North Korea-Iran Cooperation on Nuclear Weapons

[Wall Street Journal] Bret Stephens - Iran's military and R and D links to North Korea go back more than 20 years, when Iran purchased 100 Scud-B missiles for use in the Iran-Iraq war. Since then, Iranians have reportedly been present at a succession of North Korean missile tests. North Korea also seems to have off-shored its missile testing to Iran after it declared a "moratorium" on its own tests in the late 1990s. In a 2008 paper published by the Korea Economic Institute, Dr. Christina Lin of Jane's Information Group noted that "Increased visits to Iran by DPRK [North Korea] nuclear specialists in 2003 reportedly led to a DPRK-Iran agreement for the DPRK to either initiate or accelerate work with Iranians to develop nuclear warheads that could be fitted on the DPRK No-dong missiles that the DPRK and Iran were jointly developing.

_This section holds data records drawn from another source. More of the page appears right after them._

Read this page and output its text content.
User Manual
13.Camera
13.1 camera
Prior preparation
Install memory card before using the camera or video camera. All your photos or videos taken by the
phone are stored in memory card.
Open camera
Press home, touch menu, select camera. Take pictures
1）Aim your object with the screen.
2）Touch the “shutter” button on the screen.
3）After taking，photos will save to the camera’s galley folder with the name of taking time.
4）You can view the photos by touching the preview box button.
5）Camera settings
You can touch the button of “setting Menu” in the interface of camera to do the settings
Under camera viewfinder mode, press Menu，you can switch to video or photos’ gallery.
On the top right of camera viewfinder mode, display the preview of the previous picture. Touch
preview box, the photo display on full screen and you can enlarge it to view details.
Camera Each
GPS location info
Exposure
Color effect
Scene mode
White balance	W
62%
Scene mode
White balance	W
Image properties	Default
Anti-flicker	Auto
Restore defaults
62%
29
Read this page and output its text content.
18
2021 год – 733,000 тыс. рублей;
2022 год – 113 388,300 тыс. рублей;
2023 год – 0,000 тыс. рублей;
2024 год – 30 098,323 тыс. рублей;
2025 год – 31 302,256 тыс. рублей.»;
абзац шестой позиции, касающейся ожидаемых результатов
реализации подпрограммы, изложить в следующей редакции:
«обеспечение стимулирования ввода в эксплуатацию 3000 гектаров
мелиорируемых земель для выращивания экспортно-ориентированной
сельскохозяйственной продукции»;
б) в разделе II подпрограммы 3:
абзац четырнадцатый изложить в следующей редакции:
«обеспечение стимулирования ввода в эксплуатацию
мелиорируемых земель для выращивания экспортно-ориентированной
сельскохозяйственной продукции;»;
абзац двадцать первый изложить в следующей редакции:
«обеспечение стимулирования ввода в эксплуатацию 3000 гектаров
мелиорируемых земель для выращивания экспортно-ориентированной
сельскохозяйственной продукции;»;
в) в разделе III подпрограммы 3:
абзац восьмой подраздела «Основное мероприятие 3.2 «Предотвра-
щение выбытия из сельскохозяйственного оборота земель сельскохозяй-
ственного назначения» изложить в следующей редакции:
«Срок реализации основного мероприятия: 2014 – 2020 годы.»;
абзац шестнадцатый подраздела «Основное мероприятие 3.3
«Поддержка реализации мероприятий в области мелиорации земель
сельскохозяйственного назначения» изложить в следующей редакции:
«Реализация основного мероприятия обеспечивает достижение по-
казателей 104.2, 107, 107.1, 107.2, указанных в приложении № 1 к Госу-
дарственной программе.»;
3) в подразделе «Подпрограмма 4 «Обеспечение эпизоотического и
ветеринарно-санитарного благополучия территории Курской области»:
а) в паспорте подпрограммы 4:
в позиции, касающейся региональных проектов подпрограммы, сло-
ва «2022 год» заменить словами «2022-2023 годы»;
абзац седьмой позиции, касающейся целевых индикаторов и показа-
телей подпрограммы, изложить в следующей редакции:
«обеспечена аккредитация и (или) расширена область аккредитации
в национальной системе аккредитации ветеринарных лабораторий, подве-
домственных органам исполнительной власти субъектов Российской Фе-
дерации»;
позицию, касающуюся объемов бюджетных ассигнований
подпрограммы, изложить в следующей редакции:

Thus, despite the 2007 National Intelligence Estimate stating that Iran in 2003 had halted weaponization of its nuclear program, this was the time that Iran outsourced to the DPRK for proxy development of nuclear warheads." According to a 2003 report in the Los Angeles Times, "So many North Koreans are working on nuclear and missile projects in Iran that a resort on the Caspian coast is set aside for their exclusive use." North Korea's second bomb test last week might also have been Iran's first. If so, the only thing between Iran and a bomb is a long-range cargo plane.